I don’t really understand why that’s happening. Are multiple visual observations maybe batched somehow, so that processing them together is faster than successively? Is spreading out agent decisions a bad idea in general? Thanks!

Hi @mbaske ,
Yes, I think in general, Barracuda is good at batch calculations, so the cost of running inference for 2 agents is less than 2x the cost of doing it for 1 agent.

Judging from the profiler name, it looks like you’ve upgraded to the 1.8.0-preview version of the package and are using Burst for the inference mode. But if not, you might want to give that a try.

Would you mind posting your model file somewhere so that we can look at it? Random weights (i.e. zero training steps) are fine. And if you don’t want to post it publicly, you can message us at ml-agents@unity3d.com

Thank you @celion_unity .
I’ve now upgraded to 1.8.0-preview, but I’m still seeing the same behaviour. It’s the most basic setup: just 10 agents, each with a camera and camera sensor. The framerate drops by around 50% if I replace the decision requester component (interval = 5, 10 decisions every 5th step) with the staggered requester (interval = 5, 2 decisions at every step). FPS look about the same regardless of whether I select CPU or Burst for inference, “Burst:Enable Compilation” is checked.
I’m attaching my untrained model, config params were copied from VisualPyramids.

EDIT: Just tried another more complex project with 1.8.0 and I’m indeed getting about 25% better performance using Burst inference. Great update!

6893480–806336–CamTest.zip (2.63 MB)

Thanks, I set up a test scene using your model, and compared the two stepping strategies. Here were my average times for stepping the Academy:
Step2AgentsEachFrame: 17.3758838 ms
StepAllAgentsEvery5Frames: 10.121792 ms
(I’m using Unity 2018.4 and on a Mac laptop, but I’m guessing the ratio would be roughly similar for you).

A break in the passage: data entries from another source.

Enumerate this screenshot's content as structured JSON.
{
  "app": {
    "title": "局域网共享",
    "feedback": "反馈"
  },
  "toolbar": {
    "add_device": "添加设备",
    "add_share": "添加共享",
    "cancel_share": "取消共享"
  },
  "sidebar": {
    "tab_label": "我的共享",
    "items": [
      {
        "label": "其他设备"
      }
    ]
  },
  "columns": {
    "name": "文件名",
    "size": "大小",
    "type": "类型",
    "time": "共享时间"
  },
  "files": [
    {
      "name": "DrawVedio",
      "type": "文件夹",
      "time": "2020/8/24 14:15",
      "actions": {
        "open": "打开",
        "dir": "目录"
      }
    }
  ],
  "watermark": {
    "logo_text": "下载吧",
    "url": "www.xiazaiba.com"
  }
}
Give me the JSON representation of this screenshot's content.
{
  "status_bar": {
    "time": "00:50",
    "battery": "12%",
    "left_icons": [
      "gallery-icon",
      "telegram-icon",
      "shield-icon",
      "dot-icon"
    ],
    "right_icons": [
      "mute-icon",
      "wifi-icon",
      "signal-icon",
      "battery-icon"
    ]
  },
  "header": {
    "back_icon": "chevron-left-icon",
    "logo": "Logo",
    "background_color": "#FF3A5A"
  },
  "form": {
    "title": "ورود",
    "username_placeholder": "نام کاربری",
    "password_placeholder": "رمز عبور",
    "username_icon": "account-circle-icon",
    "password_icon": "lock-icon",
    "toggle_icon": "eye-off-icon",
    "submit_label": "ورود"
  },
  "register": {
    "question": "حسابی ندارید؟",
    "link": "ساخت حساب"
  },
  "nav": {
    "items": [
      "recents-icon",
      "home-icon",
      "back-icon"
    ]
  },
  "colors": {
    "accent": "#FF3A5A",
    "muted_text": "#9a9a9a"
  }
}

The time is roughly evenly split between GenerateTensors (which is where the actual camera render is happening) and Barracuda execution. I’m not sure there’s much we can do about the render, but I’ll try to get more information on the Barracuda side and see if there’s anything that can be improved there.

My test case is on GitHub - Unity-Technologies/ml-agents at repro-vis-obs-perf if you want to try it out (and maybe see if I’m not accounting for anything).

1 Like

Thanks again for investigating - good to know it’s better to request decisions in a single call.

Well, it’s hard to say definitively - for games where you need a consistent frame rate, it may still be better to spread things out evenly, even though this means more total time spent.